Por otra parte, el terreno de la bahía ha podido ser escenario de distintas actuaciones, que no llegaron a hacerse realidad. Si ir más lejos, el artista donostiarra Tomás Hernández Mendizabal propuso al Ayuntamiento dirigido por Odón Elorza la colocación de una escultura de homenaje a los remeros. Sin embargo, este proyecto no contó con una buena acepción por parte del Consistorio y no se llevó a cabo.

Por otra parte, y según explica el libro Los habitantes del faro de Santa Clara, al año siguiente de que la isla pasase a manos del Ayuntamiento, se proyectó instalar en ella una cascada artificial, de unos 70 metros de altura, que lanzara un chorro de agua al mediodía.

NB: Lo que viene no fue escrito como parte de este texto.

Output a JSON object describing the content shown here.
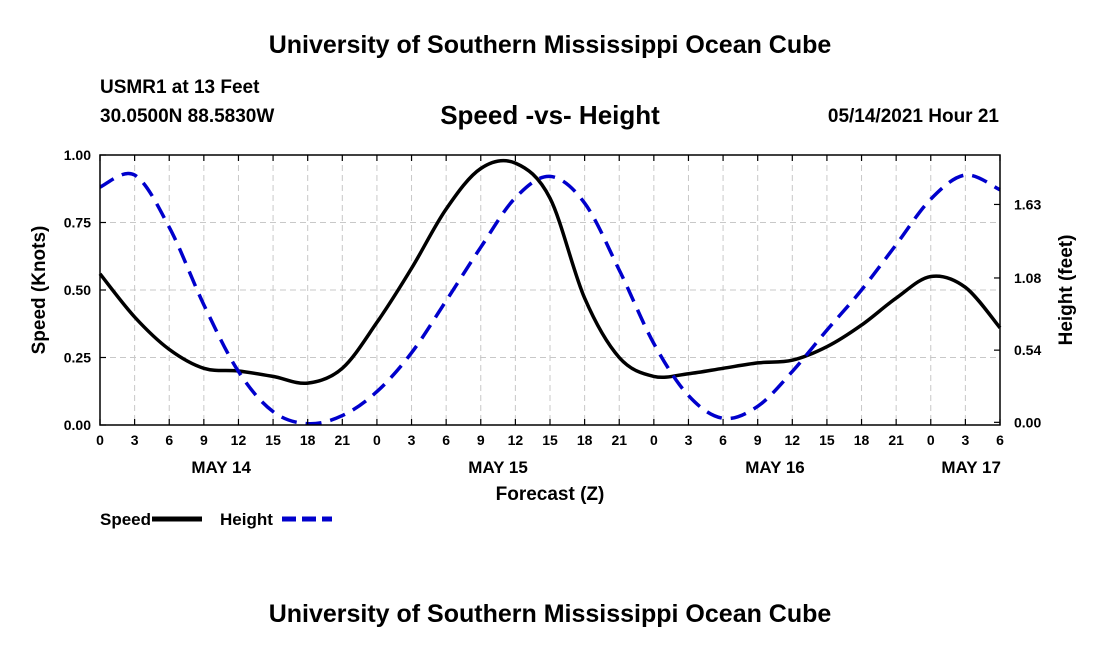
{
  "page": {
    "top_title": "University of Southern Mississippi Ocean Cube",
    "bottom_title": "University of Southern Mississippi Ocean Cube",
    "station_name": "USMR1 at 13 Feet",
    "station_coords": "30.0500N  88.5830W",
    "valid_time": "05/14/2021 Hour 21"
  },
  "chart_data": {
    "type": "line",
    "title": "Speed -vs- Height",
    "xlabel": "Forecast (Z)",
    "ylabel": "Speed (Knots)",
    "y2label": "Height (feet)",
    "x_range_hours": [
      0,
      78
    ],
    "x_tick_hours": [
      0,
      3,
      6,
      9,
      12,
      15,
      18,
      21,
      24,
      27,
      30,
      33,
      36,
      39,
      42,
      45,
      48,
      51,
      54,
      57,
      60,
      63,
      66,
      69,
      72,
      75,
      78
    ],
    "x_tick_labels": [
      "0",
      "3",
      "6",
      "9",
      "12",
      "15",
      "18",
      "21",
      "0",
      "3",
      "6",
      "9",
      "12",
      "15",
      "18",
      "21",
      "0",
      "3",
      "6",
      "9",
      "12",
      "15",
      "18",
      "21",
      "0",
      "3",
      "6"
    ],
    "day_labels": [
      {
        "hour": 10.5,
        "label": "MAY 14"
      },
      {
        "hour": 34.5,
        "label": "MAY 15"
      },
      {
        "hour": 58.5,
        "label": "MAY 16"
      },
      {
        "hour": 75.5,
        "label": "MAY 17"
      }
    ],
    "ylim": [
      0,
      1.0
    ],
    "y_ticks": [
      0.0,
      0.25,
      0.5,
      0.75,
      1.0
    ],
    "y_tick_labels": [
      "0.00",
      "0.25",
      "0.50",
      "0.75",
      "1.00"
    ],
    "y2lim": [
      -0.02,
      2.0
    ],
    "y2_ticks": [
      0.0,
      0.54,
      1.08,
      1.63
    ],
    "y2_tick_labels": [
      "0.00",
      "0.54",
      "1.08",
      "1.63"
    ],
    "grid": true,
    "series": [
      {
        "name": "Speed",
        "axis": "left",
        "color": "#000000",
        "style": "solid",
        "x": [
          0,
          3,
          6,
          9,
          12,
          15,
          18,
          21,
          24,
          27,
          30,
          33,
          36,
          39,
          42,
          45,
          48,
          51,
          54,
          57,
          60,
          63,
          66,
          69,
          72,
          75,
          78
        ],
        "y": [
          0.56,
          0.4,
          0.28,
          0.21,
          0.2,
          0.18,
          0.155,
          0.21,
          0.38,
          0.58,
          0.8,
          0.95,
          0.97,
          0.84,
          0.47,
          0.25,
          0.18,
          0.19,
          0.21,
          0.23,
          0.24,
          0.29,
          0.37,
          0.47,
          0.55,
          0.51,
          0.36
        ]
      },
      {
        "name": "Height",
        "axis": "right",
        "color": "#0000cc",
        "style": "dashed",
        "x": [
          0,
          3,
          6,
          9,
          12,
          15,
          18,
          21,
          24,
          27,
          30,
          33,
          36,
          39,
          42,
          45,
          48,
          51,
          54,
          57,
          60,
          63,
          66,
          69,
          72,
          75,
          78
        ],
        "y": [
          1.76,
          1.85,
          1.46,
          0.88,
          0.38,
          0.08,
          -0.01,
          0.05,
          0.23,
          0.52,
          0.91,
          1.31,
          1.68,
          1.84,
          1.64,
          1.14,
          0.59,
          0.2,
          0.03,
          0.12,
          0.38,
          0.69,
          0.99,
          1.33,
          1.67,
          1.85,
          1.74
        ]
      }
    ],
    "legend": {
      "placement": "bottom-left",
      "items": [
        {
          "label": "Speed",
          "color": "#000000",
          "style": "solid"
        },
        {
          "label": "Height",
          "color": "#0000cc",
          "style": "dashed"
        }
      ]
    }
  }
}
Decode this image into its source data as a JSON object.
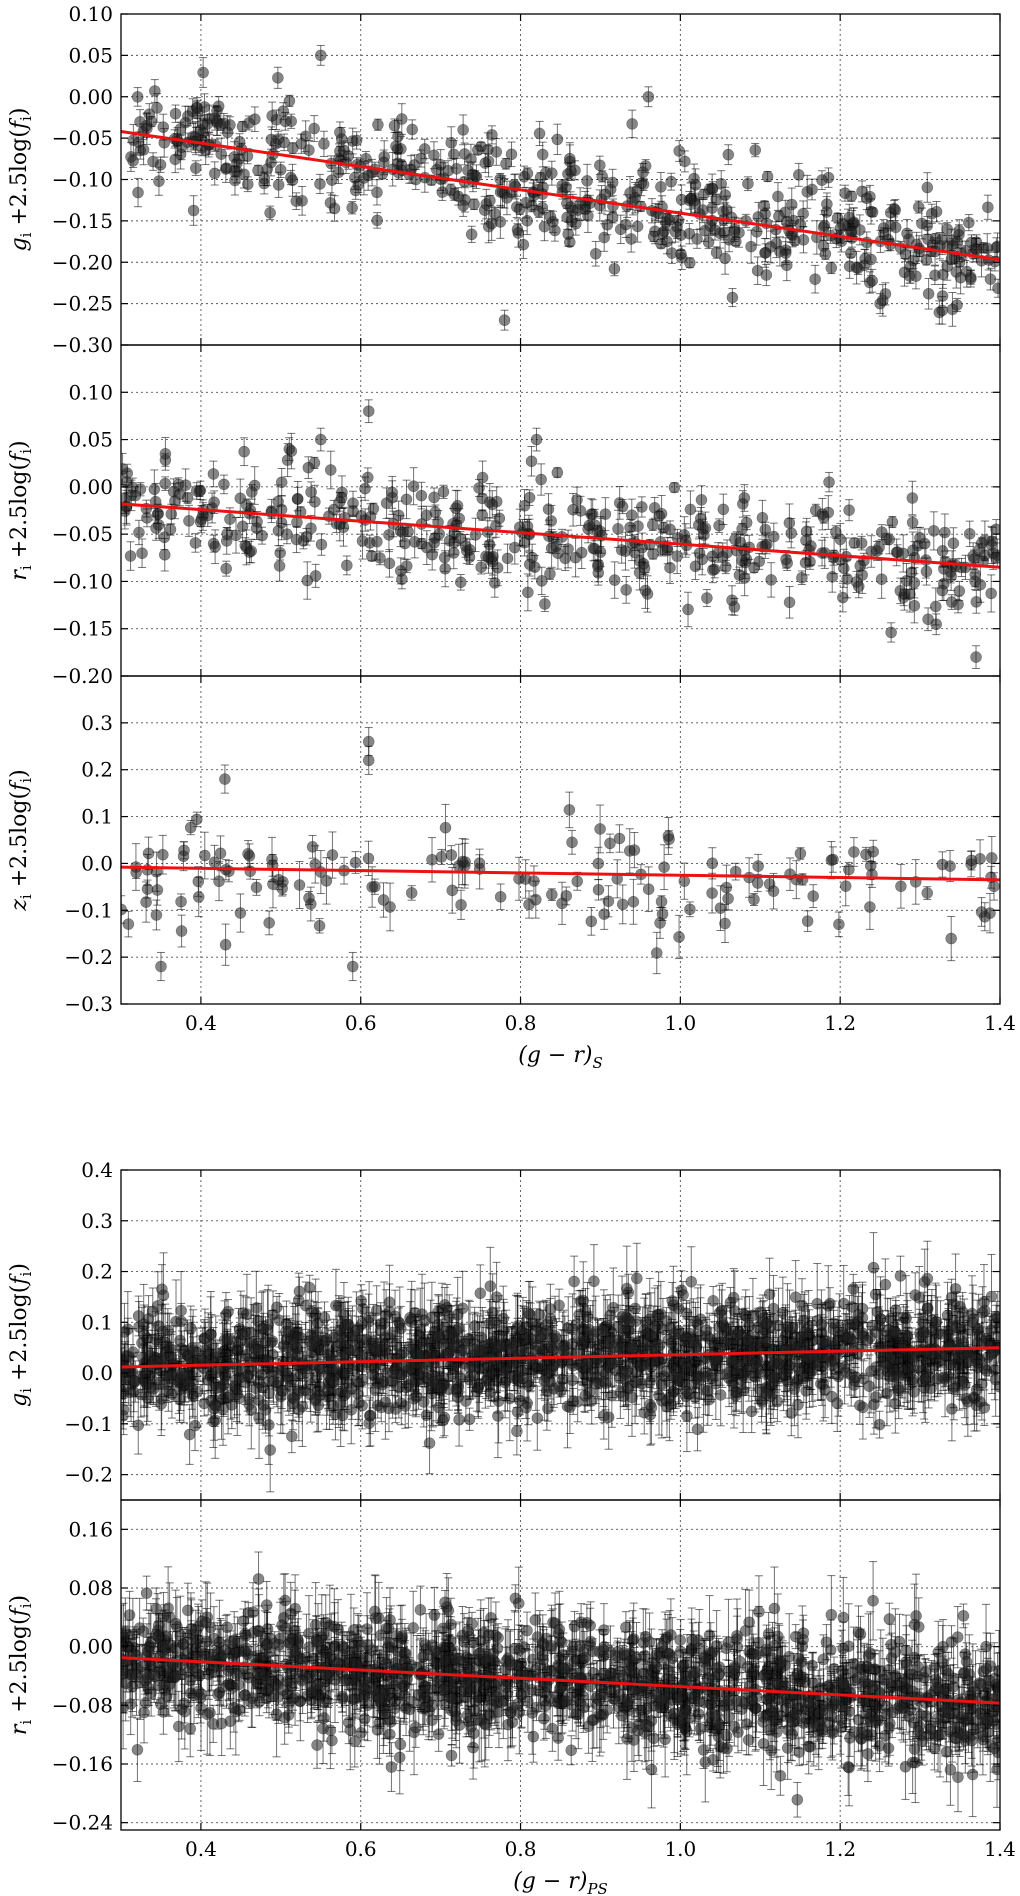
{
  "chart_data": [
    {
      "type": "scatter",
      "xlabel": "",
      "ylabel": "g_i + 2.5log(f_i)",
      "ylabel_parts": [
        "g",
        "i",
        "+2.5log(",
        "f",
        "i",
        ")"
      ],
      "xlim": [
        0.3,
        1.4
      ],
      "ylim": [
        -0.3,
        0.1
      ],
      "xticks": [
        0.4,
        0.6,
        0.8,
        1.0,
        1.2,
        1.4
      ],
      "yticks": [
        -0.3,
        -0.25,
        -0.2,
        -0.15,
        -0.1,
        -0.05,
        0.0,
        0.05,
        0.1
      ],
      "ytick_labels": [
        "−0.30",
        "−0.25",
        "−0.20",
        "−0.15",
        "−0.10",
        "−0.05",
        "0.00",
        "0.05",
        "0.10"
      ],
      "grid": true,
      "fit": {
        "x": [
          0.3,
          1.4
        ],
        "y": [
          -0.042,
          -0.197
        ],
        "color": "#ee1111"
      },
      "scatter": {
        "n_points": 520,
        "scatter_sd": 0.032,
        "error_mean": 0.012
      },
      "outliers": [
        {
          "x": 0.55,
          "y": 0.05
        },
        {
          "x": 0.78,
          "y": -0.27
        },
        {
          "x": 0.96,
          "y": 0.0
        },
        {
          "x": 1.06,
          "y": -0.07
        },
        {
          "x": 1.25,
          "y": -0.25
        }
      ]
    },
    {
      "type": "scatter",
      "xlabel": "",
      "ylabel": "r_i + 2.5log(f_i)",
      "ylabel_parts": [
        "r",
        "i",
        "+2.5log(",
        "f",
        "i",
        ")"
      ],
      "xlim": [
        0.3,
        1.4
      ],
      "ylim": [
        -0.2,
        0.15
      ],
      "xticks": [
        0.4,
        0.6,
        0.8,
        1.0,
        1.2,
        1.4
      ],
      "yticks": [
        -0.2,
        -0.15,
        -0.1,
        -0.05,
        0.0,
        0.05,
        0.1
      ],
      "ytick_labels": [
        "−0.20",
        "−0.15",
        "−0.10",
        "−0.05",
        "0.00",
        "0.05",
        "0.10"
      ],
      "grid": true,
      "fit": {
        "x": [
          0.3,
          1.4
        ],
        "y": [
          -0.018,
          -0.085
        ],
        "color": "#ee1111"
      },
      "scatter": {
        "n_points": 430,
        "scatter_sd": 0.03,
        "error_mean": 0.012
      },
      "outliers": [
        {
          "x": 0.61,
          "y": 0.08
        },
        {
          "x": 0.55,
          "y": 0.05
        },
        {
          "x": 0.82,
          "y": 0.05
        },
        {
          "x": 1.37,
          "y": -0.18
        },
        {
          "x": 1.31,
          "y": -0.14
        }
      ]
    },
    {
      "type": "scatter",
      "xlabel": "(g − r)_S",
      "xlabel_parts": [
        "(g − r)",
        "S"
      ],
      "ylabel": "z_i + 2.5log(f_i)",
      "ylabel_parts": [
        "z",
        "i",
        "+2.5log(",
        "f",
        "i",
        ")"
      ],
      "xlim": [
        0.3,
        1.4
      ],
      "ylim": [
        -0.3,
        0.4
      ],
      "xticks": [
        0.4,
        0.6,
        0.8,
        1.0,
        1.2,
        1.4
      ],
      "xtick_labels": [
        "0.4",
        "0.6",
        "0.8",
        "1.0",
        "1.2",
        "1.4"
      ],
      "yticks": [
        -0.3,
        -0.2,
        -0.1,
        0.0,
        0.1,
        0.2,
        0.3
      ],
      "ytick_labels": [
        "−0.3",
        "−0.2",
        "−0.1",
        "0.0",
        "0.1",
        "0.2",
        "0.3"
      ],
      "grid": true,
      "fit": {
        "x": [
          0.3,
          1.4
        ],
        "y": [
          -0.008,
          -0.035
        ],
        "color": "#ee1111"
      },
      "scatter": {
        "n_points": 150,
        "scatter_sd": 0.055,
        "error_mean": 0.03
      },
      "outliers": [
        {
          "x": 0.61,
          "y": 0.26
        },
        {
          "x": 0.61,
          "y": 0.22
        },
        {
          "x": 0.43,
          "y": 0.18
        },
        {
          "x": 0.35,
          "y": -0.22
        },
        {
          "x": 0.59,
          "y": -0.22
        }
      ]
    },
    {
      "type": "scatter",
      "xlabel": "",
      "ylabel": "g_i + 2.5log(f_i)",
      "ylabel_parts": [
        "g",
        "i",
        "+2.5log(",
        "f",
        "i",
        ")"
      ],
      "xlim": [
        0.3,
        1.4
      ],
      "ylim": [
        -0.25,
        0.4
      ],
      "xticks": [
        0.4,
        0.6,
        0.8,
        1.0,
        1.2,
        1.4
      ],
      "yticks": [
        -0.2,
        -0.1,
        0.0,
        0.1,
        0.2,
        0.3,
        0.4
      ],
      "ytick_labels": [
        "−0.2",
        "−0.1",
        "0.0",
        "0.1",
        "0.2",
        "0.3",
        "0.4"
      ],
      "grid": true,
      "fit": {
        "x": [
          0.3,
          1.4
        ],
        "y": [
          0.012,
          0.05
        ],
        "color": "#ee1111"
      },
      "scatter": {
        "n_points": 1600,
        "scatter_sd": 0.055,
        "error_mean": 0.05
      },
      "outliers": []
    },
    {
      "type": "scatter",
      "xlabel": "(g − r)_PS",
      "xlabel_parts": [
        "(g − r)",
        "PS"
      ],
      "ylabel": "r_i + 2.5log(f_i)",
      "ylabel_parts": [
        "r",
        "i",
        "+2.5log(",
        "f",
        "i",
        ")"
      ],
      "xlim": [
        0.3,
        1.4
      ],
      "ylim": [
        -0.25,
        0.2
      ],
      "xticks": [
        0.4,
        0.6,
        0.8,
        1.0,
        1.2,
        1.4
      ],
      "xtick_labels": [
        "0.4",
        "0.6",
        "0.8",
        "1.0",
        "1.2",
        "1.4"
      ],
      "yticks": [
        -0.24,
        -0.16,
        -0.08,
        0.0,
        0.08,
        0.16
      ],
      "ytick_labels": [
        "−0.24",
        "−0.16",
        "−0.08",
        "0.00",
        "0.08",
        "0.16"
      ],
      "grid": true,
      "fit": {
        "x": [
          0.3,
          1.4
        ],
        "y": [
          -0.015,
          -0.077
        ],
        "color": "#ee1111"
      },
      "scatter": {
        "n_points": 1500,
        "scatter_sd": 0.04,
        "error_mean": 0.035
      },
      "outliers": []
    }
  ]
}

La propuesta fue la ganadora de un concurso de ideas lanzado por el Centro de Atracción y Turismo en 1969, aunque nunca se llegó a realizar.

Antes también hubo otras ideas que no fructificaron, como la que en 1870 quería instalar pabellones y kioscos de conciertos para baile, con destino al veraneo, así como pequeños barcos de vapor para excursiones por la bahía y el Urumea. También se encargó en 1913 al arquitecto Teodoro de Anasgasti la realización de un monumento a la reina María Cristina, que no llegó a ser realidad. Pocos años después (1916-17) se intentó unir la ciudad con la isla por medio de un muro para que se pudiera llegar paseando aunque la idea, que ya entonces era vieja, no se ejecutó.

La única intervención de ocio que persiste en la actualidad es el bar que, durante las temporadas de verano, da servicio, comida y bebida a los asiduos a la isla.